About Our Classes

SPINNING on drop spindle or wheel

We carry spinning wheels by The Merlin Tree, (the Hitchiker and the Road Bug), handcrafted spindles and tools for spinning & yarn-making, fibers, roving, top, and locks and effect fibers for adding texture and sparkle.

FELT MAKING is an Ancient Process

At The Sheep Shoppe, we have materials and instruction for you to explore your creativity through felt making. 

There are several ways to make felt and your method will generally be determined by what you would like to make.  Below are descriptions and photos of the different kinds of felt making. Find more inspiring photos and sign up for classes here.


Wet felting refers to any kind of felt making that uses water, heat, and agitation.  Whether nuno, 3D with a resist, plain wool felt, or a new felting style called ArtFelt, the technique is pretty much the same.  The fibers are laid out on a textured mat, such as bubble wrap or a bamboo curtain.  In the most basic felt making, the fibers must be strategically crossed in layers in order to get them to lock together.  The layout is always part of the design element and is where much of your creativity comes in!  Different colors and/or fibers can be used to create your unique design. 

Soap and hot water are then introduced and the piece is thoroughly wetted with hot water and carefully rubbed with a little bit of soap (preferably pure olive oil soap)  to lock the design in place and get the felting process started.  The piece is then rolled up and the bubble wrap or mat is secured with ties at each end.  After the mat has rolled up and secured, pressure and motion are applied to the roll with the hands and forearms as the mat is rolled to get the fibers to lock together.  The roll must be opened after a period of rolling and the piece turned and rolled again the opposite way to insure all the shrinkage is not in one direction only.  Once the piece is well felted so that it will not fall apart, the wrap is removed and other techniques are used for fulling, or finishing the felted piece. 

In more advanced felt making, forms and resists are utilized to make effects on the felted fabric and also to create 3 dimensional shapes. The technique known as nuno felting can be used effectively in both 3 dimensional and flat felting but refers to the incorporation of silk fabric.

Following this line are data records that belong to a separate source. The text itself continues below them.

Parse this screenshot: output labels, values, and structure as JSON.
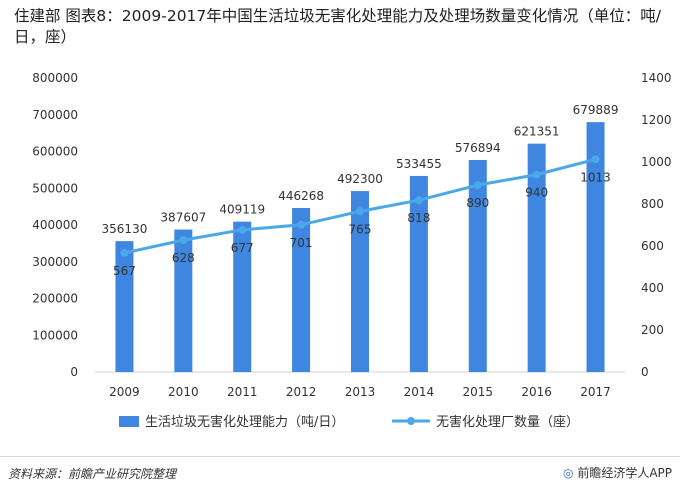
{
  "title": "住建部  图表8：2009-2017年中国生活垃圾无害化处理能力及处理场数量变化情况（单位：吨/日，座）",
  "chart_data": {
    "type": "bar",
    "categories": [
      "2009",
      "2010",
      "2011",
      "2012",
      "2013",
      "2014",
      "2015",
      "2016",
      "2017"
    ],
    "series": [
      {
        "name": "生活垃圾无害化处理能力（吨/日）",
        "type": "bar",
        "axis": "left",
        "color": "#3f86e0",
        "values": [
          356130,
          387607,
          409119,
          446268,
          492300,
          533455,
          576894,
          621351,
          679889
        ]
      },
      {
        "name": "无害化处理厂数量（座）",
        "type": "line",
        "axis": "right",
        "color": "#4aa8e8",
        "values": [
          567,
          628,
          677,
          701,
          765,
          818,
          890,
          940,
          1013
        ]
      }
    ],
    "left_axis": {
      "ylim": [
        0,
        800000
      ],
      "ticks": [
        "0",
        "100000",
        "200000",
        "300000",
        "400000",
        "500000",
        "600000",
        "700000",
        "800000"
      ]
    },
    "right_axis": {
      "ylim": [
        0,
        1400
      ],
      "ticks": [
        "0",
        "200",
        "400",
        "600",
        "800",
        "1000",
        "1200",
        "1400"
      ]
    },
    "legend_position": "bottom",
    "grid": false
  },
  "footer": {
    "source": "资料来源：前瞻产业研究院整理",
    "brand_logo": "◎",
    "brand_text": "前瞻经济学人APP"
  }
}
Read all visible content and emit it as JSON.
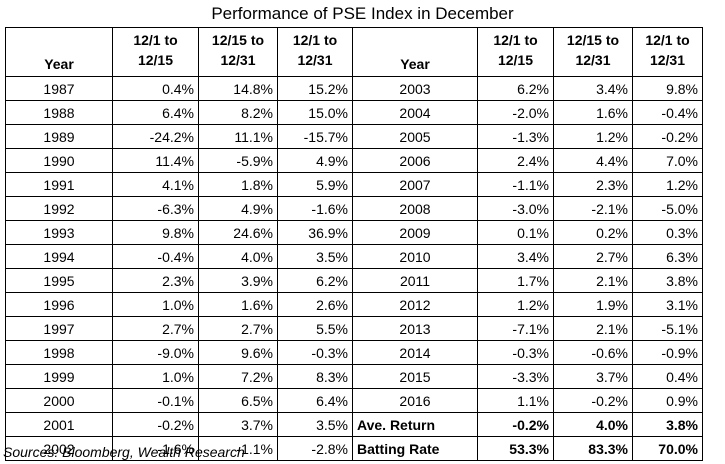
{
  "title": "Performance of PSE Index in December",
  "headers": [
    "Year",
    "12/1 to\n12/15",
    "12/15 to\n12/31",
    "12/1 to\n12/31"
  ],
  "left_rows": [
    [
      "1987",
      "0.4%",
      "14.8%",
      "15.2%"
    ],
    [
      "1988",
      "6.4%",
      "8.2%",
      "15.0%"
    ],
    [
      "1989",
      "-24.2%",
      "11.1%",
      "-15.7%"
    ],
    [
      "1990",
      "11.4%",
      "-5.9%",
      "4.9%"
    ],
    [
      "1991",
      "4.1%",
      "1.8%",
      "5.9%"
    ],
    [
      "1992",
      "-6.3%",
      "4.9%",
      "-1.6%"
    ],
    [
      "1993",
      "9.8%",
      "24.6%",
      "36.9%"
    ],
    [
      "1994",
      "-0.4%",
      "4.0%",
      "3.5%"
    ],
    [
      "1995",
      "2.3%",
      "3.9%",
      "6.2%"
    ],
    [
      "1996",
      "1.0%",
      "1.6%",
      "2.6%"
    ],
    [
      "1997",
      "2.7%",
      "2.7%",
      "5.5%"
    ],
    [
      "1998",
      "-9.0%",
      "9.6%",
      "-0.3%"
    ],
    [
      "1999",
      "1.0%",
      "7.2%",
      "8.3%"
    ],
    [
      "2000",
      "-0.1%",
      "6.5%",
      "6.4%"
    ],
    [
      "2001",
      "-0.2%",
      "3.7%",
      "3.5%"
    ],
    [
      "2002",
      "-1.6%",
      "-1.1%",
      "-2.8%"
    ]
  ],
  "right_rows": [
    [
      "2003",
      "6.2%",
      "3.4%",
      "9.8%"
    ],
    [
      "2004",
      "-2.0%",
      "1.6%",
      "-0.4%"
    ],
    [
      "2005",
      "-1.3%",
      "1.2%",
      "-0.2%"
    ],
    [
      "2006",
      "2.4%",
      "4.4%",
      "7.0%"
    ],
    [
      "2007",
      "-1.1%",
      "2.3%",
      "1.2%"
    ],
    [
      "2008",
      "-3.0%",
      "-2.1%",
      "-5.0%"
    ],
    [
      "2009",
      "0.1%",
      "0.2%",
      "0.3%"
    ],
    [
      "2010",
      "3.4%",
      "2.7%",
      "6.3%"
    ],
    [
      "2011",
      "1.7%",
      "2.1%",
      "3.8%"
    ],
    [
      "2012",
      "1.2%",
      "1.9%",
      "3.1%"
    ],
    [
      "2013",
      "-7.1%",
      "2.1%",
      "-5.1%"
    ],
    [
      "2014",
      "-0.3%",
      "-0.6%",
      "-0.9%"
    ],
    [
      "2015",
      "-3.3%",
      "3.7%",
      "0.4%"
    ],
    [
      "2016",
      "1.1%",
      "-0.2%",
      "0.9%"
    ],
    [
      "Ave. Return",
      "-0.2%",
      "4.0%",
      "3.8%"
    ],
    [
      "Batting Rate",
      "53.3%",
      "83.3%",
      "70.0%"
    ]
  ],
  "summary_labels": [
    "Ave. Return",
    "Batting Rate"
  ],
  "source": "Sources: Bloomberg, Wealth Research"
}
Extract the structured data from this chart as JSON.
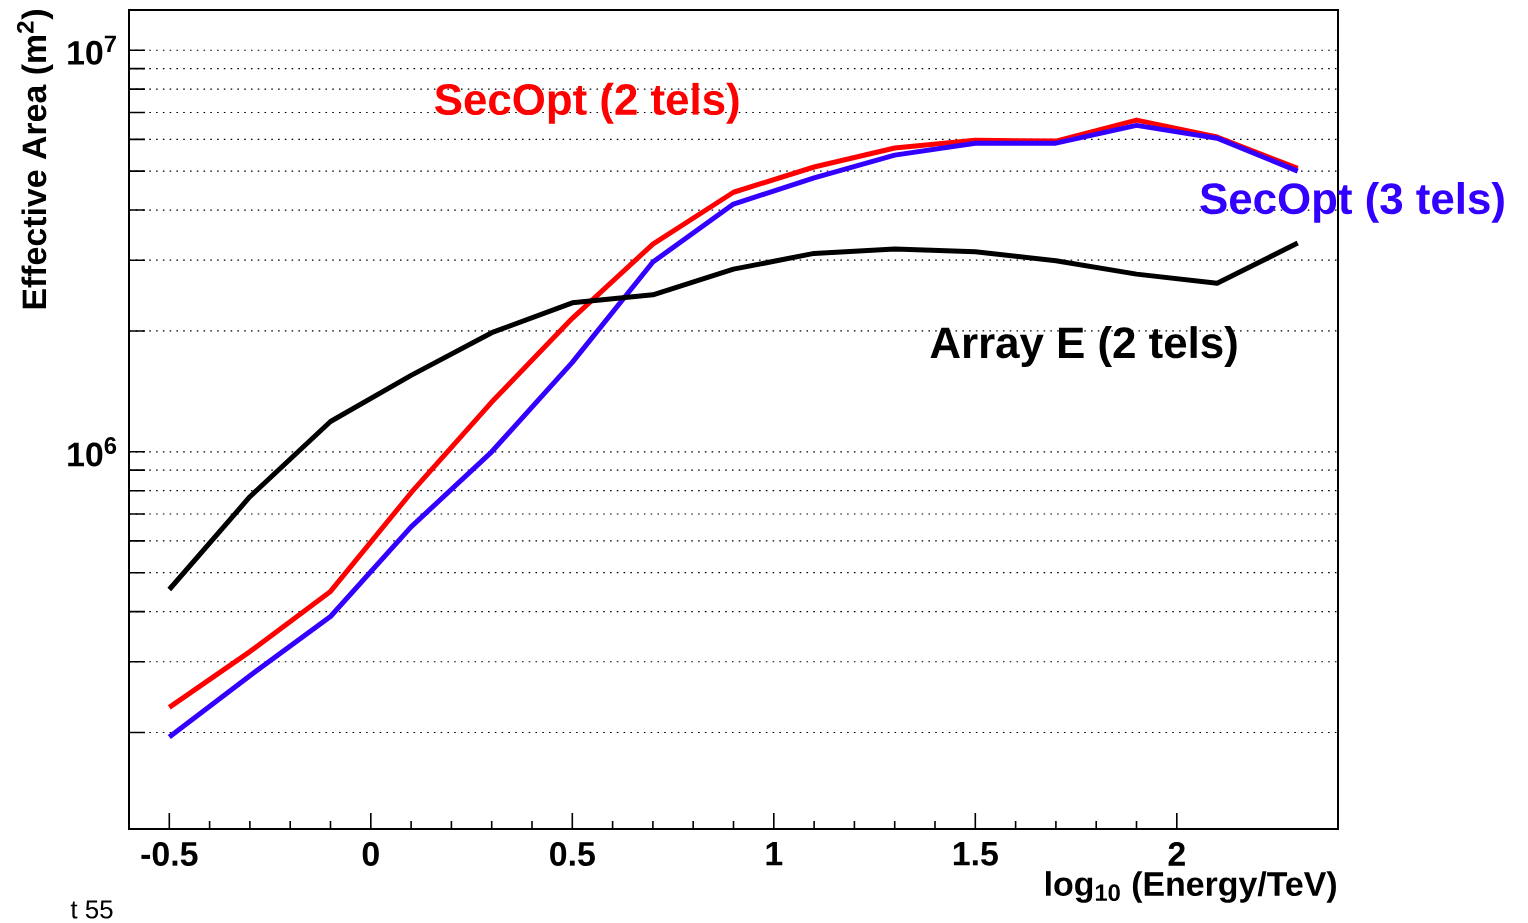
{
  "chart_data": {
    "type": "line",
    "xlabel": "log$_{10}$ (Energy/TeV)",
    "ylabel": "Effective Area (m$^{2}$)",
    "x": [
      -0.5,
      -0.3,
      -0.1,
      0.1,
      0.3,
      0.5,
      0.7,
      0.9,
      1.1,
      1.3,
      1.5,
      1.7,
      1.9,
      2.1,
      2.3
    ],
    "series": [
      {
        "name": "SecOpt (2 tels)",
        "color": "#ff0000",
        "values": [
          231000,
          318000,
          449000,
          791000,
          1330000,
          2150000,
          3290000,
          4430000,
          5120000,
          5710000,
          5970000,
          5940000,
          6700000,
          6080000,
          5080000
        ]
      },
      {
        "name": "SecOpt (3 tels)",
        "color": "#3300ff",
        "values": [
          195000,
          277000,
          389000,
          650000,
          1000000,
          1670000,
          2970000,
          4140000,
          4810000,
          5480000,
          5870000,
          5870000,
          6500000,
          6040000,
          5000000
        ]
      },
      {
        "name": "Array E (2 tels)",
        "color": "#000000",
        "values": [
          454000,
          773000,
          1190000,
          1550000,
          1980000,
          2350000,
          2460000,
          2850000,
          3120000,
          3200000,
          3150000,
          2990000,
          2770000,
          2630000,
          3310000
        ]
      }
    ],
    "log": "y",
    "xlim": [
      -0.6,
      2.4
    ],
    "ylim": [
      115000,
      12600000
    ],
    "xticks": [
      -0.5,
      0,
      0.5,
      1,
      1.5,
      2
    ],
    "yticks": [
      {
        "value": 200000,
        "label": null
      },
      {
        "value": 300000,
        "label": null
      },
      {
        "value": 400000,
        "label": null
      },
      {
        "value": 500000,
        "label": null
      },
      {
        "value": 600000,
        "label": null
      },
      {
        "value": 700000,
        "label": null
      },
      {
        "value": 800000,
        "label": null
      },
      {
        "value": 900000,
        "label": null
      },
      {
        "value": 1000000,
        "label": "10$^{6}$"
      },
      {
        "value": 2000000,
        "label": null
      },
      {
        "value": 3000000,
        "label": null
      },
      {
        "value": 4000000,
        "label": null
      },
      {
        "value": 5000000,
        "label": null
      },
      {
        "value": 6000000,
        "label": null
      },
      {
        "value": 7000000,
        "label": null
      },
      {
        "value": 8000000,
        "label": null
      },
      {
        "value": 9000000,
        "label": null
      },
      {
        "value": 10000000,
        "label": "10$^{7}$"
      }
    ],
    "grid": "y",
    "line_style": "solid",
    "marker": "none",
    "annotations": [
      "t 55"
    ]
  }
}
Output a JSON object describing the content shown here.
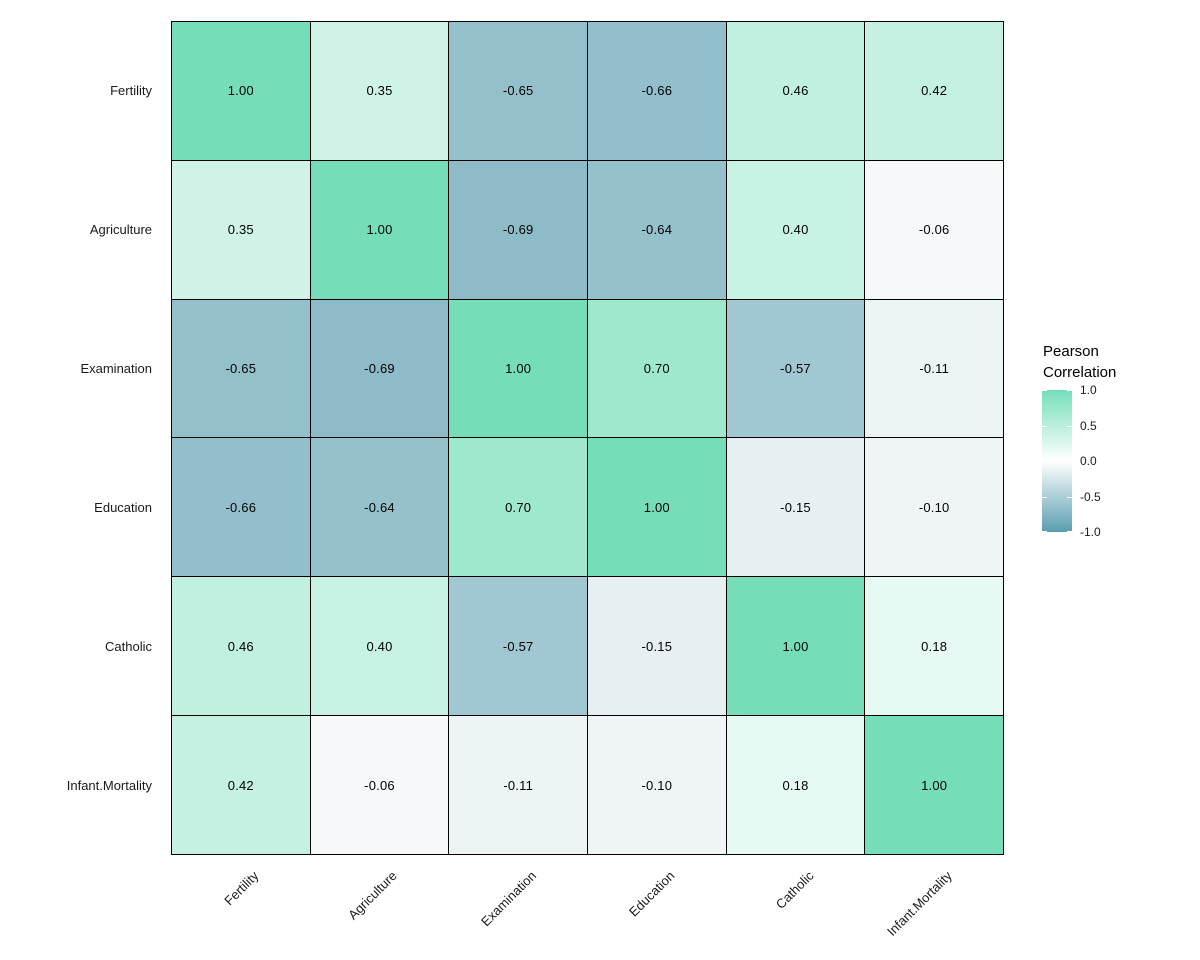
{
  "figure": {
    "background": "#FFFFFF"
  },
  "chart_data": {
    "type": "heatmap",
    "title": "",
    "x_categories": [
      "Fertility",
      "Agriculture",
      "Examination",
      "Education",
      "Catholic",
      "Infant.Mortality"
    ],
    "y_categories_top_to_bottom": [
      "Fertility",
      "Agriculture",
      "Examination",
      "Education",
      "Catholic",
      "Infant.Mortality"
    ],
    "matrix_rows_top_to_bottom": [
      [
        1.0,
        0.35,
        -0.65,
        -0.66,
        0.46,
        0.42
      ],
      [
        0.35,
        1.0,
        -0.69,
        -0.64,
        0.4,
        -0.06
      ],
      [
        -0.65,
        -0.69,
        1.0,
        0.7,
        -0.57,
        -0.11
      ],
      [
        -0.66,
        -0.64,
        0.7,
        1.0,
        -0.15,
        -0.1
      ],
      [
        0.46,
        0.4,
        -0.57,
        -0.15,
        1.0,
        0.18
      ],
      [
        0.42,
        -0.06,
        -0.11,
        -0.1,
        0.18,
        1.0
      ]
    ],
    "value_decimals": 2,
    "x_label_angle_degrees": 45,
    "grid_on": false,
    "color_scale": {
      "positive_end": "#75DEB9",
      "midpoint": "#FFFFFF",
      "negative_end": "#5A9EB0",
      "domain": [
        -1,
        1
      ]
    },
    "cell_border_color": "#000000",
    "cell_text_color": "#000000",
    "axis_text_color": "#1A1A1A",
    "legend": {
      "position": "right",
      "title_lines": [
        "Pearson",
        "Correlation"
      ],
      "tick_labels": [
        "1.0",
        "0.5",
        "0.0",
        "-0.5",
        "-1.0"
      ],
      "tick_values": [
        1.0,
        0.5,
        0.0,
        -0.5,
        -1.0
      ]
    }
  }
}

Nuno felting is often employed for making wearable art works. (Link to Cristina's class)

It doesn't stop there!  Some of the things you can make are beads, faux flowers, vessels, footwear, gloves, mittens, shawls and clothing, dolls, toys, puppets, just about anything your imagination can cook up can be made from felt!

See the gallery of felt making here to get inspired and see the difference between different kinds of felt making.

Age is not a factor in felt making! As long as you can keep your mind and body focused, you can make felt!

See our list of felt making classes here!


Needle felting is a relatively new craft that has become quite popular.  It's sometimes referred to as dry felting because no water is necessary like in traditional felt making.  Needle felting is done by hand with a tool known as a felting needle. This tool is actually a needle from a commercial felting machine that makes non-woven batts for quilts, or felt fabric from wool and other fibers for interior and hardware applications.  The felting needle is sharp and pointy with barbs on the end.  When you introduce it to wool fibers by stabbing the needle into them, the motion of the barbs causes the fibers to tangle together. The more the wool is needled, the tighter and smaller it becomes.  The piece shrinks and takes on a shape that depends on where and how much you stab into it with the needle.  Details like color and naturalism are usually added once a basic shape has been formed.  This kind of needle felting is employed to create ornaments, softies, and dolls.  Whether or not it becomes a piece of art is up to you!   

Needle felting can also be used to apply designs in wool fiber, fabric, or yarn to woolen fabrics like sweaters and blankets, or even pieces of felt or pre-felt fabric to create a painting in wool.  The same stabbing technique is used but the piece is laid flat on a soft, porous mat at least an inch or two thick, open or closed cell foam, to protect the table below as well as prevent the needle from breaking by hitting a hard surface.  Needle felted artworks that are created flat are sometimes then wet-felted or fulled to give a smoother, tighter finish.